Purpose : Several eye diseases, e.g. retinal artery occlusion, diabetic retinopathy or glaucoma, are associated with retinal hypoxia (ischemia). The lack of oxygen in the retina, especially in retinal ganglion cells (RGCs), causes cell damage up to cell degeneration leading to blindness. To examine the activity of RGCs and analyze the effect of neuroprotective substances under hypoxic conditions is of great ophthalmologic interest.

Methods : Using multielectrode array (MEA) recordings, two ex vivo models were established to analyze the electrical activity of murine wild-type (wt) retina under hypoxic stress conditions. In model 1, hypoxic conditions were initiated by stopping the perfusion with oxygen saturated medium. In model 2, hypoxia was induced by exchanging the perfusion with oxygen saturated medium by nitrogen saturated medium, which allowed for more precisely defined test conditions. To analyze the influence of neuroprotective agents on the firing behavior of RGCs under hypoxia-induced conditions, 2-aminoethanesulfonic acid (taurine, 1 mM) was added during a hypoxia time of 30 min.

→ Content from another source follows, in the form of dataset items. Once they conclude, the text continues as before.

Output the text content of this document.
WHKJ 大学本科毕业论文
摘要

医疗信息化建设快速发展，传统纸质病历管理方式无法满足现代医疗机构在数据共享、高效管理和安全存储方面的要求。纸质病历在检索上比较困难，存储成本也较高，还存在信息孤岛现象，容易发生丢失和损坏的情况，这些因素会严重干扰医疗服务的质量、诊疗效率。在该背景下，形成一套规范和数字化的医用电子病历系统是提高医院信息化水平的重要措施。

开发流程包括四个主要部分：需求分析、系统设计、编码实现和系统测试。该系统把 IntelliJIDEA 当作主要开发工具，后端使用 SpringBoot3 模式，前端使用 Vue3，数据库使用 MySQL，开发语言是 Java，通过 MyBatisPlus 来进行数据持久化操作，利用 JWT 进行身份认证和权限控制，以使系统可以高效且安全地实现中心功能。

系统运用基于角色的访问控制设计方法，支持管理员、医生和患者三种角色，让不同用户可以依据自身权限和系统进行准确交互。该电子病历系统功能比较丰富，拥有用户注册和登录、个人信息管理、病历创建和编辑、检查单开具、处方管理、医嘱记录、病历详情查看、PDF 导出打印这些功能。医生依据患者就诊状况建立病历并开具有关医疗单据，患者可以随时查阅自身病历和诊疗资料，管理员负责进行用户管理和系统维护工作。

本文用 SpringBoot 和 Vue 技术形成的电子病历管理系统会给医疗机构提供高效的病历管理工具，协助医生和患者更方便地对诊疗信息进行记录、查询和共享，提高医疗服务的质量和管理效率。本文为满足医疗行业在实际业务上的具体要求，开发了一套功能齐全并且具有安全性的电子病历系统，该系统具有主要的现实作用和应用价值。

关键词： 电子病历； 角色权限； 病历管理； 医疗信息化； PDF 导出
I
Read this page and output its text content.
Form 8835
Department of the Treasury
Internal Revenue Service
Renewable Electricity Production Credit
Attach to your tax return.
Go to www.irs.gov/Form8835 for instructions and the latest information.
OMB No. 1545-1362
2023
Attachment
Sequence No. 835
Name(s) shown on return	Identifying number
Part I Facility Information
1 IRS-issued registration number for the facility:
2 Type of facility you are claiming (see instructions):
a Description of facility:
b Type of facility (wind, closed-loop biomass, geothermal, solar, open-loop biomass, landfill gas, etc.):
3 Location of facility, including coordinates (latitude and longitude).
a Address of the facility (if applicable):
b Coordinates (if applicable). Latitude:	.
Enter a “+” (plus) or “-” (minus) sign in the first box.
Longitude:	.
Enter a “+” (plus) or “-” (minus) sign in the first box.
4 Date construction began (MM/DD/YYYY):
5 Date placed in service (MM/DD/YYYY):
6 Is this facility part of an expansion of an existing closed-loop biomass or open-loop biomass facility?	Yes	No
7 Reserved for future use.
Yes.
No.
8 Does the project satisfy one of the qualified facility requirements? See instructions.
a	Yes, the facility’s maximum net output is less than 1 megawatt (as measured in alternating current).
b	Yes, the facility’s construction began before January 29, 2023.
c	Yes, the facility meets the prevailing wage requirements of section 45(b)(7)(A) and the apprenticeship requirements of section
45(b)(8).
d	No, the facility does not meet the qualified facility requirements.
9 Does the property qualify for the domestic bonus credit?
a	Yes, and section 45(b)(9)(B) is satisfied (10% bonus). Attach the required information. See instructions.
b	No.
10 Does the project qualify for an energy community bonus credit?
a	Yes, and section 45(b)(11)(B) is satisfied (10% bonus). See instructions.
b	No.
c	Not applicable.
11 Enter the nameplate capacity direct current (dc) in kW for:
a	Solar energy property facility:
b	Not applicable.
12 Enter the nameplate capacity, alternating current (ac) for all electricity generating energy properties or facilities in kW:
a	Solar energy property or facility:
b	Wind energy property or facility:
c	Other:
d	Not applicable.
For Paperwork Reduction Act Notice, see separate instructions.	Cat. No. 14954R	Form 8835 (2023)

Results : In both models, the electrical activity vanished during hypoxia. However, it conditionally returned after reestablishment of the conventional test conditions. With increasing duration of hypoxia, the number of recording channels, on which activity could be redetected, decreased. After a hypoxic period of 30 min and a subsequent recovery time of 30 min, 52.14 ± 26.69 % of the initially active channels showed a restored activity within the first model, and 59.43 ± 11.35 % within the second. The application of taurine had a positive influence on the electrical excitability of RGCs. However, regarding the number of recording channels and the firing frequency of the spontaneous activity after hypoxia, no positive effects were observed.

Conclusions : The hypoxia models established here allow for the analysis of electrical RGC activity before, during and after hypoxic conditions as well as the investigation of the effect of any protective substance on the retinal electric activity. Further experiments regarding the analysis of the RGC excitability after light stimulation are ongoing. For closer investigation of the effect of taurine, a microarray-based transcriptome-wide gene expression analysis of the retina has been performed using different culture conditions.

This abstract was presented at the 2019 ARVO Annual Meeting, held in Vancouver, Canada, April 28 - May 2, 2019.